The assignment here is slick but confusing. I didn't catch it the first time through. Might be best to split it into its own line.

@@ +139,5 @@
> +// All following logic works with ticks of the Performance Counter x 1000
> +// for preserving full possible resolution of the Performance Frequency.
> +// GetTickCount values in milliseconds are multiplied with frequency per 
> +// second.  Therefor we need to multiply QPC value by 1000 to have the same
> +// units to allow simple arithmentics with both QPC and GTC.

arithmetic?

@@ +618,5 @@
> +    return NS_OK;
> +
> +  gInitialized = PR_TRUE;
> +
> +  InitializeCriticalSectionAndSpinCount(&sGetTickCountOverlapLock, 4096);

How is this constant determined? I think this may be ignored on some version of Windows but I'm not sure
Comment 16 Jeff Muizelaar [:jrmuizel] 2011-09-06 13:43:38 PDT
(In reply to Honza Bambas (:mayhemer) from comment #14)
> Created attachment 558062 [details] [diff] [review]
> v1


How does the performance of this implementation of TimeStamp::Now() compare to PR_Now()?
Comment 17 Jeff Muizelaar [:jrmuizel] 2011-09-06 13:48:02 PDT
(In reply to Honza Bambas (:mayhemer) from comment #14)
> I'm not against having TimeStamp::HiResNow() method.

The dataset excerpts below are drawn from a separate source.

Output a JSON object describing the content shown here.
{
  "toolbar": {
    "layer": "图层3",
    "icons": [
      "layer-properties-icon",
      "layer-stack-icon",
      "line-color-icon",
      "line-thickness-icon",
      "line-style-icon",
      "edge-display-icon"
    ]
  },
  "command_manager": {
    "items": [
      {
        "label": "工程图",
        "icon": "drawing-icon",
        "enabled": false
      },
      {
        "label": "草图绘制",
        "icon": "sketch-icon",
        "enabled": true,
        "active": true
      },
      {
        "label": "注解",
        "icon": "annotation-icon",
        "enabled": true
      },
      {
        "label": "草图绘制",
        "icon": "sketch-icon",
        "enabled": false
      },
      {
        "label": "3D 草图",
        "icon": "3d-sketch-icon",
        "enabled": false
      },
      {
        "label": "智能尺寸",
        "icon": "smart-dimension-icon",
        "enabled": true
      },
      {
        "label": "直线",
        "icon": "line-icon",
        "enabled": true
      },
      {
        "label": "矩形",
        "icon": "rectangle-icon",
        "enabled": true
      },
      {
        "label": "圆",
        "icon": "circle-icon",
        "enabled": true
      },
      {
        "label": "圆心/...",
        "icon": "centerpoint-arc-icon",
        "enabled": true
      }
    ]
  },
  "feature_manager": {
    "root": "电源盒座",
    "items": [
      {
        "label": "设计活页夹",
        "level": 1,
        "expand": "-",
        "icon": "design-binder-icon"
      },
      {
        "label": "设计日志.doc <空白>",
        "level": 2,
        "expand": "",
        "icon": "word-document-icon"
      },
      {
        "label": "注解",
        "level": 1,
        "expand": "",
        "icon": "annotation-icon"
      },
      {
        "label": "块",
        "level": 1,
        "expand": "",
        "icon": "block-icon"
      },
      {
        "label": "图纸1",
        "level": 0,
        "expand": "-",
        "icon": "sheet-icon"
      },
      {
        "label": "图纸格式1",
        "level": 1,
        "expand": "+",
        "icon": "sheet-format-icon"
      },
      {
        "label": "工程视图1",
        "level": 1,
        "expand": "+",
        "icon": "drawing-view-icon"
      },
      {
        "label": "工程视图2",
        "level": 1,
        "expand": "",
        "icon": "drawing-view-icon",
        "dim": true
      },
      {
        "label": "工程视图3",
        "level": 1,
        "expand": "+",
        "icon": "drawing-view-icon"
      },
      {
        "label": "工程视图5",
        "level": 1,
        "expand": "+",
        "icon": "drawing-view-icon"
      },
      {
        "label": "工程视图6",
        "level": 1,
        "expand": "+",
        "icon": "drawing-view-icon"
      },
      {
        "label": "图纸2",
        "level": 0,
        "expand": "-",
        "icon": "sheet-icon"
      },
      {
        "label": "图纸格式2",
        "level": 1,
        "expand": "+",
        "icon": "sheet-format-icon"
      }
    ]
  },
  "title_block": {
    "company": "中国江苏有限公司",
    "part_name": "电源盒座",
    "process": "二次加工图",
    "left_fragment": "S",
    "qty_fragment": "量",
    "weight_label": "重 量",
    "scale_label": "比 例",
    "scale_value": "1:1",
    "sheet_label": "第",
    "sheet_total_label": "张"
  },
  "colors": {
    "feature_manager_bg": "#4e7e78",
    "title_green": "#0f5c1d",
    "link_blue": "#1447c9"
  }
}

I don't really like this, as it's not obvious which method to call when. One option to consider would be a LowResTimeStamp class that stores it's result in 32 bits. This would help us not regress memory usage in some places that are currently using PR_Now()
Comment 18 Honza Bambas (:mayhemer) 2011-09-11 08:35:28 PDT
Thanks for the first review.

(In reply to Rob Arnold [:robarnold] from comment #15)
> Comment on attachment 558062 [details] [diff] [review]
> v1
> 
> Review of attachment 558062 [details] [diff] [review]:
> -----------------------------------------------------------------
> 
> I have not reviewed the entirety of this but I would like to see some
> revisions before continuing. Since there are (at least?) two implementations
> in this file, 

Actually 3, and what more, one of them has an option.  I have added a comment to one of the new files in an upcoming patch to explain.

> I think it would be helpful to more clearly separate them
> using classes/namespaces/files/whatever appeals to you. 

I separated then using files, but maybe more adjustment to the structure will be needed.

> ::: xpcom/ds/TimeStamp_windows.cpp
> @@ +62,5 @@
> > +#endif /* PR_LOGGING */
> > +
> > +// Estimate of the smallest duration of time we can measure.
> > +static PRUint64 sResolution;
> > +static PRUint64 sResolutionSigDigs;
> 
> THis needs a comment

Not sure what comment you want.  This is copied from other implementations of TimeStamp where no more comments are added.

> nit: threshold not treshold (this typo is made consistently in this file)

Thanks.

> What units are all of these in? ms? ns?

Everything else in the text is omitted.